The hosts of the session were experts on Wordpress and it seemed that a lot of the attendees were at the same level as myself. Though there were some there that seemed to be experienced users of Wordpress and praised the software. The basic Wordpress software can be downloaded free of charge from their site main site wordpress.com but it’s main advantage is the over 1,700 themes and nearly 25,000 plugins that are also free to download from Wordpress.org. These have been written by other Wordpress users. A question was asked on how to know which plug-in were safe and which were not. The hosts of the session advised that it states on each plug in it shows the number of times each has been downloaded and users give a rating on each one. They suggested that you can be confident that those with high download figures and a high rating would be the best to use.
I had no idea at the time on how many themes or plug ins were available otherwise I would have seeked advise on how to search through the huge list to find the right plug in to use.

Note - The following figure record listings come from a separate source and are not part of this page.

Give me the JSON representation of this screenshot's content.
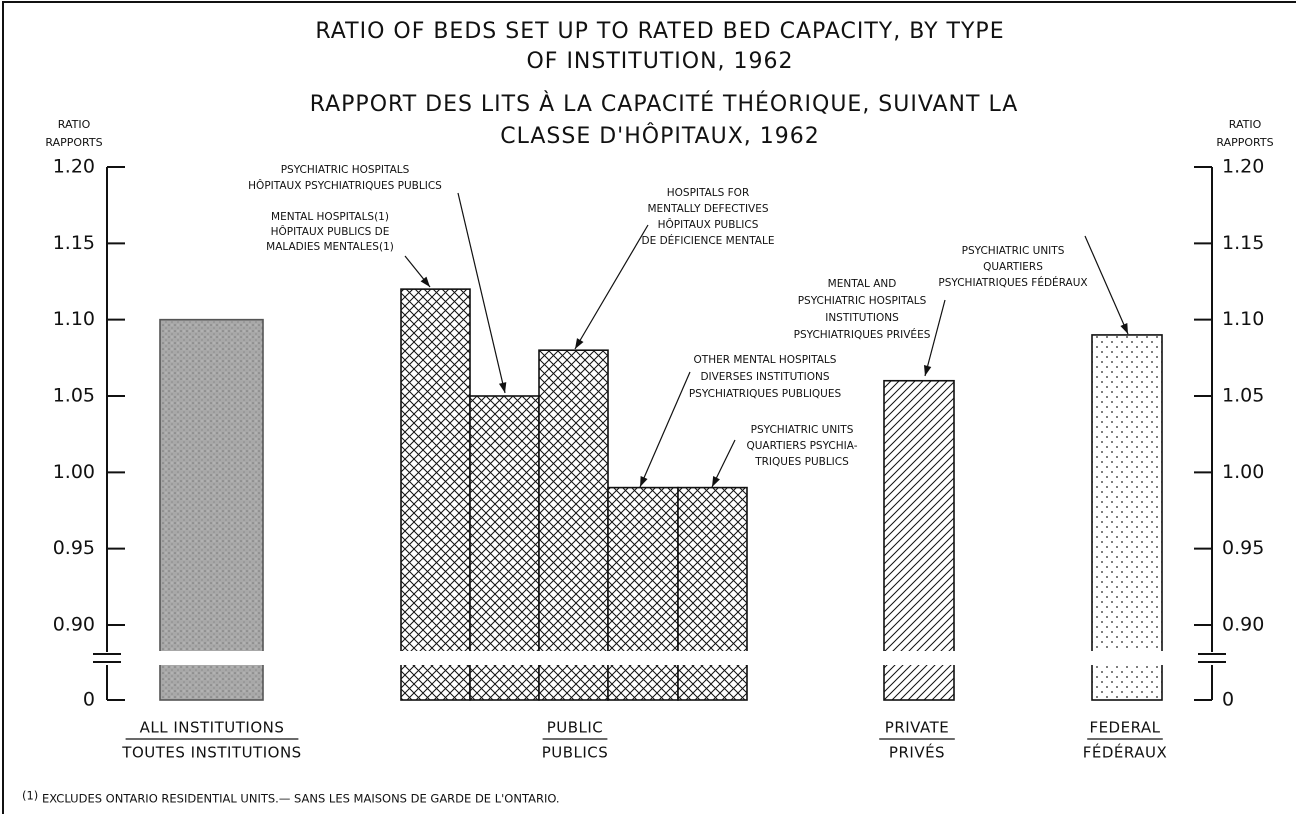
{
  "chart_data": {
    "type": "bar",
    "title": [
      "RATIO OF BEDS SET UP TO RATED BED CAPACITY, BY TYPE",
      "OF INSTITUTION, 1962"
    ],
    "subtitle": [
      "RAPPORT DES LITS À LA CAPACITÉ THÉORIQUE, SUIVANT LA",
      "CLASSE D'HÔPITAUX, 1962"
    ],
    "y_label": [
      "RATIO",
      "RAPPORTS"
    ],
    "y2_label": [
      "RATIO",
      "RAPPORTS"
    ],
    "categories": [
      null,
      [
        "MENTAL HOSPITALS(1)",
        "HÔPITAUX PUBLICS DE",
        "MALADIES MENTALES(1)"
      ],
      [
        "PSYCHIATRIC HOSPITALS",
        "HÔPITAUX PSYCHIATRIQUES PUBLICS"
      ],
      [
        "HOSPITALS FOR",
        "MENTALLY DEFECTIVES",
        "HÔPITAUX PUBLICS",
        "DE DÉFICIENCE MENTALE"
      ],
      [
        "OTHER MENTAL HOSPITALS",
        "DIVERSES INSTITUTIONS",
        "PSYCHIATRIQUES PUBLIQUES"
      ],
      [
        "PSYCHIATRIC UNITS",
        "QUARTIERS PSYCHIA-",
        "TRIQUES PUBLICS"
      ],
      [
        "MENTAL AND",
        "PSYCHIATRIC HOSPITALS",
        "INSTITUTIONS",
        "PSYCHIATRIQUES PRIVÉES"
      ],
      [
        "PSYCHIATRIC UNITS",
        "QUARTIERS",
        "PSYCHIATRIQUES FÉDÉRAUX"
      ]
    ],
    "values": [
      1.1,
      1.12,
      1.05,
      1.08,
      0.99,
      0.99,
      1.06,
      1.09
    ],
    "patterns": [
      "stipple",
      "crosshatch",
      "crosshatch",
      "crosshatch",
      "crosshatch",
      "crosshatch",
      "hatch",
      "dots"
    ],
    "groups": [
      [
        "ALL INSTITUTIONS",
        "TOUTES INSTITUTIONS"
      ],
      [
        "PUBLIC",
        "PUBLICS"
      ],
      [
        "PRIVATE",
        "PRIVÉS"
      ],
      [
        "FEDERAL",
        "FÉDÉRAUX"
      ]
    ],
    "ylim": [
      0,
      1.2
    ],
    "axis_break": [
      0,
      0.9
    ],
    "yticks": [
      0,
      {
        "value": 0.9,
        "label": "0.90"
      },
      0.95,
      {
        "value": 1.0,
        "label": "1.00"
      },
      1.05,
      {
        "value": 1.1,
        "label": "1.10"
      },
      1.15,
      {
        "value": 1.2,
        "label": "1.20"
      }
    ],
    "footnote_marker": "(1)",
    "footnote": "EXCLUDES ONTARIO RESIDENTIAL UNITS.— SANS LES MAISONS DE GARDE DE L'ONTARIO."
  }
}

Had a small chat afterwards with someone from Department for Environment Food and Rural Affairs (DEFRA) who use Wordpress for their site. They use it as a more fully fledged CMS. This is something that I am defiantly going to explore further.
The final session of the day was hosted by someone who I have got to know very well on Twitter after meeting him at last years UK Gov Camp. Since then Andy Mabbett has received the (well deserved) honour of being awarded a Fellowship of the Royal Society of the Arts for his work in the fields of Open Data, Wikipedia and Social Media. So who better to give a talk on Wikipedia.
I first created an account on Wikipedia back in September 2004 and have made hundreds of changes to the site since then, created some pages, added some photos to Wikipedia commons etc but nothing to the extent of Andy.
He talked about the time he spends being Wikipedia in residence at various museums, art galleries etc around the country. He talked about the time that he (and others) spent in Monmouthshire creating Wikipedia articles about the area and adding QR codes around the place to make it easy for people to access those articles via their smart phone. This really helped visitors get more from their visit to the area. It must also have been incredibility interesting for them to do such work and learn about that area. This is something that all councils, art galleries, museums can do. Editing Wikipedia is free and creating QR codes is free.
I also quizzed Andy about how I could use Wikipedia to help with my Historic Churches of Great Britain website and he gave me valuable help with this. Pointing to the many articles on churches on Wikipedia and we talked about the photographs on Wikipedia commons that are licensed for re-use by anybody under the creative commons licence. Since then I too have added to the collection of photographs on Wikipedia commons.
I was truly inspired by this sessions and feel that despite its detractors Wikipedia is a valuable tool.